The factor set was also defined specifically for adult postural rehabilitation. A different configuration of relationships might emerge in pediatric populations or in patients with neurological conditions such as Parkinson’s disease, where movement patterns and therapy goals differ substantially. In addition, the present study relies entirely on expert estimates and does not incorporate longitudinal data collected from patients using wearable prototypes in real environments. Field trials and long-term monitoring studies would therefore be necessary to confirm that improvements in the identified cause factors lead to measurable clinical progress and sustained device use outside controlled settings. Future research could also extend the current DEMATEL–MICMAC framework by integrating quantitative validation methods, such as ANP or empirical performance data, to further strengthen the robustness of the classification.
From a biomimetic perspective, the causal structure can be interpreted as a layered response system, where low-level sensory inputs influence higher-level functional outcomes in a stepwise manner. This supports the idea that wearable systems can be designed as adaptive networks rather than isolated functional modules.

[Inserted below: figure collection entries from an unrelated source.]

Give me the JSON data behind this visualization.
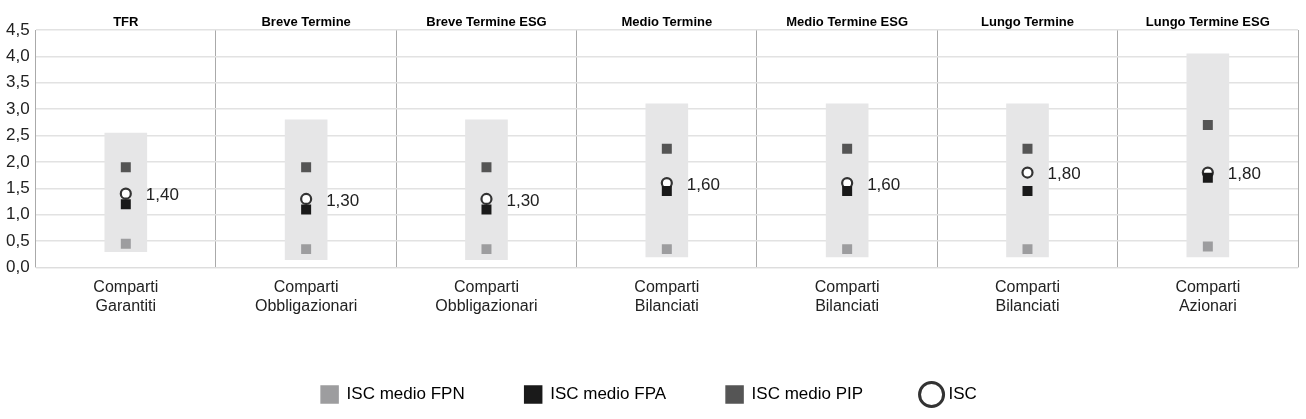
{
  "chart_data": {
    "type": "bar",
    "categories": [
      "Comparti Garantiti",
      "Comparti Obbligazionari",
      "Comparti Obbligazionari",
      "Comparti Bilanciati",
      "Comparti Bilanciati",
      "Comparti Bilanciati",
      "Comparti Azionari"
    ],
    "annotations": [
      "TFR",
      "Breve Termine",
      "Breve Termine ESG",
      "Medio Termine",
      "Medio Termine ESG",
      "Lungo Termine",
      "Lungo Termine ESG"
    ],
    "ylim": [
      0,
      4.5
    ],
    "yticks": [
      {
        "value": 0,
        "label": "0,0"
      },
      {
        "value": 0.5,
        "label": "0,5"
      },
      {
        "value": 1,
        "label": "1,0"
      },
      {
        "value": 1.5,
        "label": "1,5"
      },
      {
        "value": 2,
        "label": "2,0"
      },
      {
        "value": 2.5,
        "label": "2,5"
      },
      {
        "value": 3,
        "label": "3,0"
      },
      {
        "value": 3.5,
        "label": "3,5"
      },
      {
        "value": 4,
        "label": "4,0"
      },
      {
        "value": 4.5,
        "label": "4,5"
      }
    ],
    "grid": true,
    "legend": "bottom",
    "series": [
      {
        "color": "#e6e6e7",
        "base": [
          0.3,
          0.15,
          0.15,
          0.2,
          0.2,
          0.2,
          0.2
        ],
        "values": [
          2.25,
          2.65,
          2.65,
          2.9,
          2.9,
          2.9,
          3.85
        ]
      },
      {
        "type": "scatter",
        "name": "ISC medio FPN",
        "color": "#9d9d9f",
        "marker": "square",
        "values": [
          0.45,
          0.35,
          0.35,
          0.35,
          0.35,
          0.35,
          0.4
        ]
      },
      {
        "type": "scatter",
        "name": "ISC medio FPA",
        "color": "#1a1a1a",
        "marker": "square",
        "values": [
          1.2,
          1.1,
          1.1,
          1.45,
          1.45,
          1.45,
          1.7
        ]
      },
      {
        "type": "scatter",
        "name": "ISC medio PIP",
        "color": "#555555",
        "marker": "square",
        "values": [
          1.9,
          1.9,
          1.9,
          2.25,
          2.25,
          2.25,
          2.7
        ]
      },
      {
        "type": "scatter",
        "name": "ISC",
        "color": "#333333",
        "marker": "circle",
        "values": [
          1.4,
          1.3,
          1.3,
          1.6,
          1.6,
          1.8,
          1.8
        ],
        "value_labels": [
          "1,40",
          "1,30",
          "1,30",
          "1,60",
          "1,60",
          "1,80",
          "1,80"
        ]
      }
    ]
  }
}
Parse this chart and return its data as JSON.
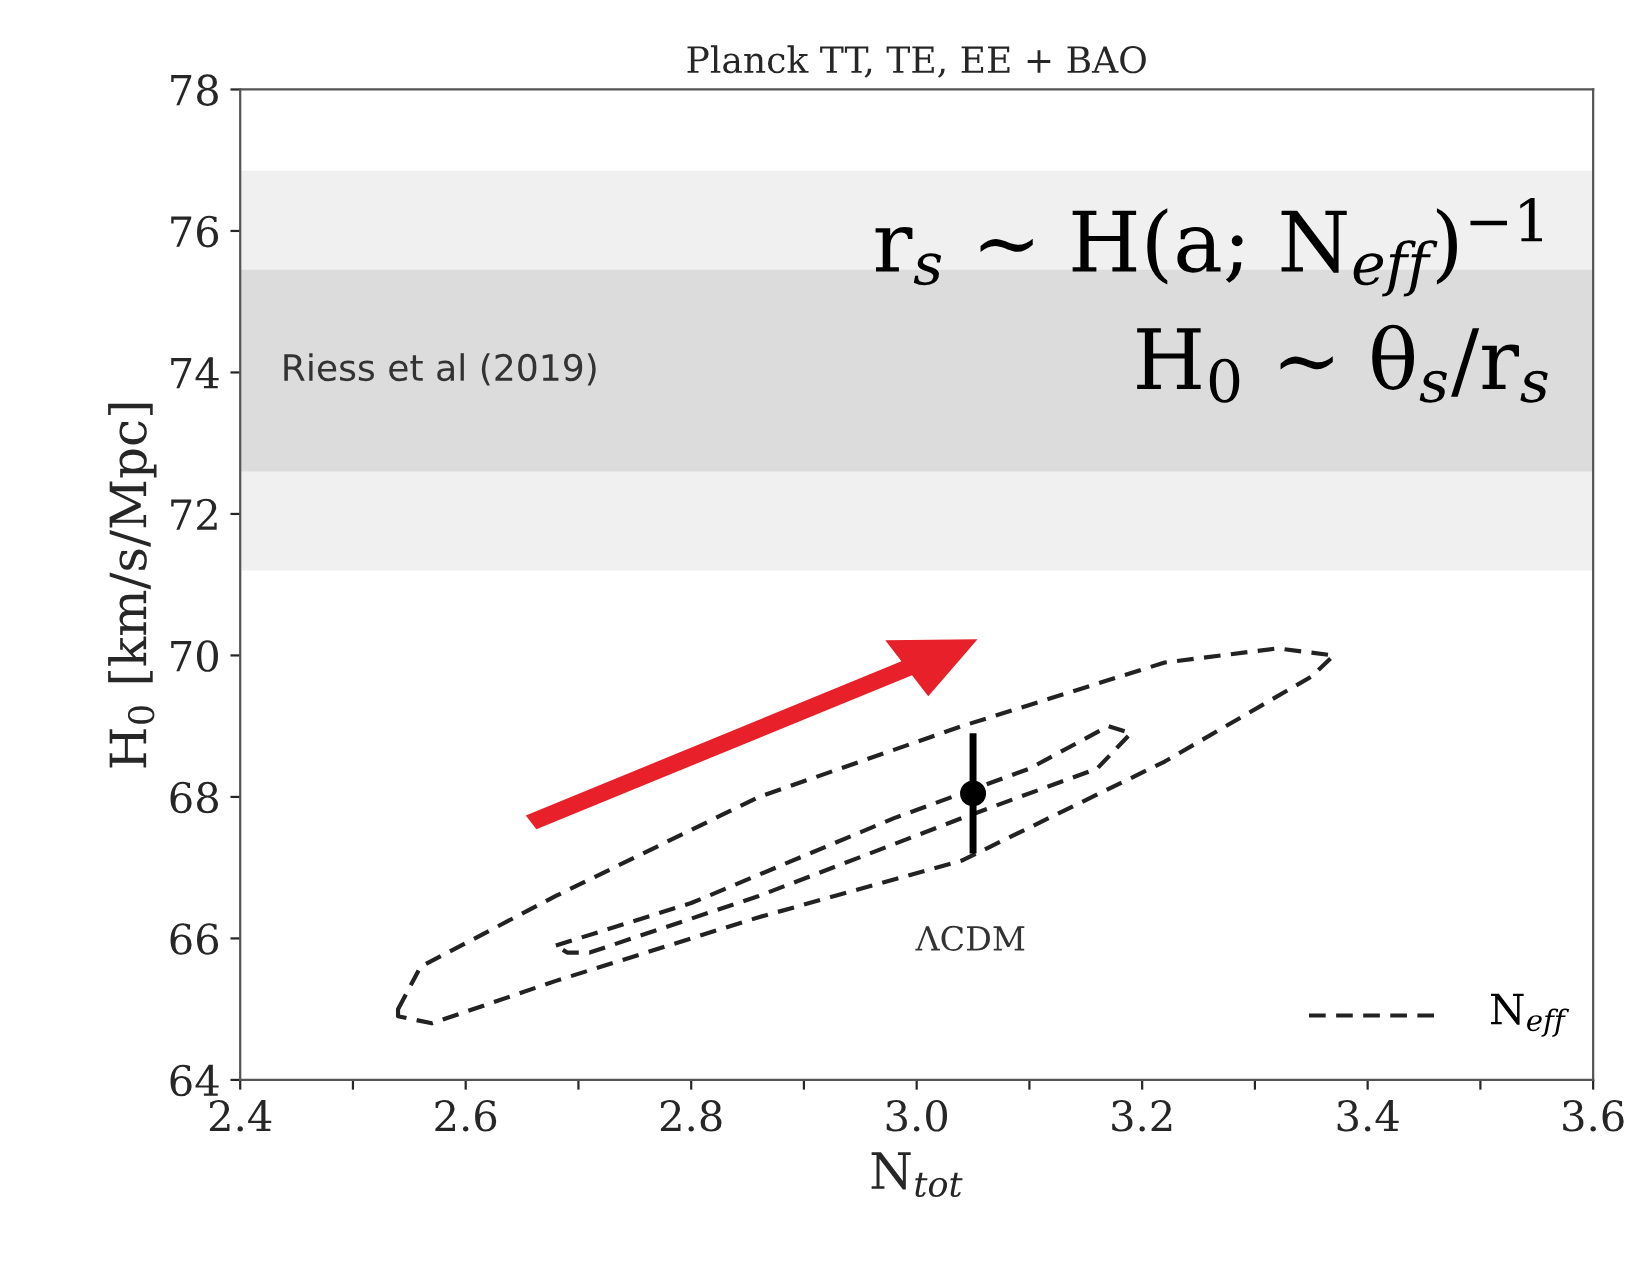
{
  "chart_data": {
    "type": "scatter",
    "title": "Planck TT, TE, EE + BAO",
    "xlabel": "N$_{tot}$",
    "ylabel": "H$_{0}$ [km/s/Mpc]",
    "xlim": [
      2.4,
      3.6
    ],
    "ylim": [
      64,
      78
    ],
    "xticks": [
      2.4,
      {
        "value": 2.5,
        "label": null
      },
      2.6,
      {
        "value": 2.7,
        "label": null
      },
      2.8,
      {
        "value": 2.9,
        "label": null
      },
      {
        "value": 3.0,
        "label": "3.0"
      },
      {
        "value": 3.1,
        "label": null
      },
      3.2,
      {
        "value": 3.3,
        "label": null
      },
      3.4,
      {
        "value": 3.5,
        "label": null
      },
      3.6
    ],
    "yticks": [
      64,
      66,
      68,
      70,
      72,
      74,
      76,
      78
    ],
    "grid": false,
    "bands": [
      {
        "axis": "y",
        "from": 71.2,
        "to": 76.85,
        "label": null,
        "color": "#f0f0f0"
      },
      {
        "axis": "y",
        "from": 72.6,
        "to": 75.45,
        "label": "Riess et al (2019)",
        "color": "#dcdcdc"
      }
    ],
    "series": [
      {
        "color": "#000000",
        "marker": "circle",
        "x": [
          3.05
        ],
        "values": [
          68.05
        ],
        "errors": [
          0.85
        ]
      }
    ],
    "annotations": [
      "ΛCDM",
      "N$_{eff}$",
      "r$_{s}$ ∼ H(a; N$_{eff}$)$^{−1}$",
      "H$_{0}$ ∼ θ$_{s}$/r$_{s}$"
    ]
  }
}
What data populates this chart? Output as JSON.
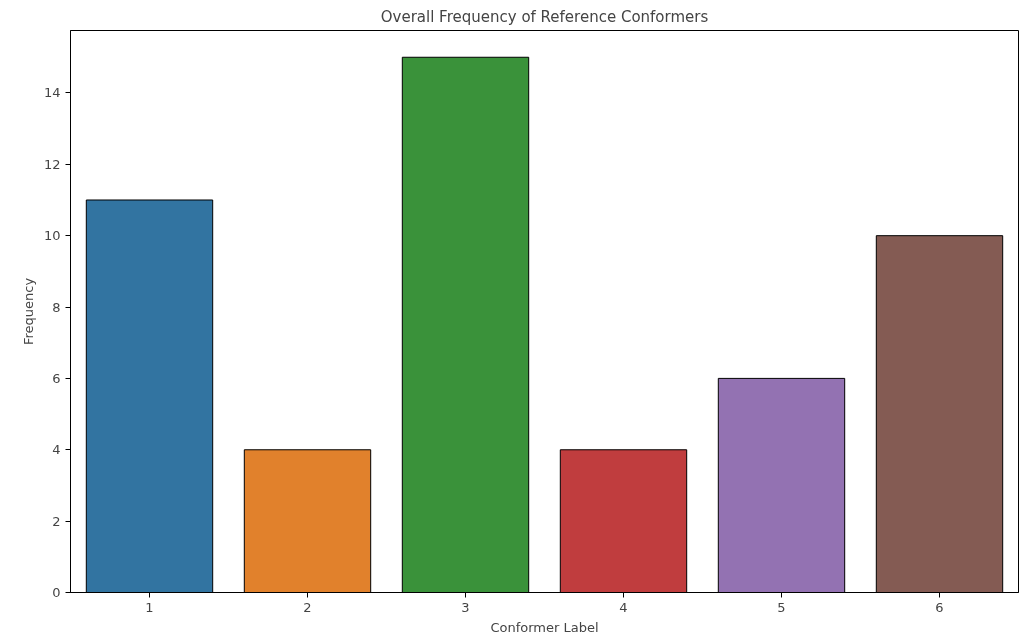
{
  "chart_data": {
    "type": "bar",
    "title": "Overall Frequency of Reference Conformers",
    "xlabel": "Conformer Label",
    "ylabel": "Frequency",
    "categories": [
      "1",
      "2",
      "3",
      "4",
      "5",
      "6"
    ],
    "values": [
      11,
      4,
      15,
      4,
      6,
      10
    ],
    "colors": [
      "#3274a1",
      "#e1812c",
      "#3a923a",
      "#c03d3e",
      "#9372b2",
      "#845b53"
    ],
    "ylim": [
      0,
      15.75
    ],
    "yticks": [
      0,
      2,
      4,
      6,
      8,
      10,
      12,
      14
    ],
    "grid": false
  }
}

Despite these constraints, the study provides a structured map of interdependencies that has been largely absent from earlier research focused mainly on isolated validation tests. Designers and project managers can use the identified causal hierarchy to set development targets in a more focused manner, while rehabilitation teams gain a clearer framework for selecting and integrating wearable systems into therapy programs. The combined DEMATEL–MICMAC approach offers both causal insight and hierarchical classification, improving the practical applicability of the results. The cause–effect diagram and its numerical indicators can be updated whenever new sensor technologies or clinical protocols emerge, allowing the prioritization model to evolve alongside technological progress. By framing wearable posture monitoring as a system of interacting clinical and technical factors, the study introduces a decision-support perspective that can be reused in future evaluations and extended to other forms of digital rehabilitation equipment. From an economic standpoint, this approach supports more efficient allocation of development resources by directing investment toward features that generate the strongest downstream benefits, which contributes to improved scalability and long-term sustainability of wearable rehabilitation solutions in real healthcare environments.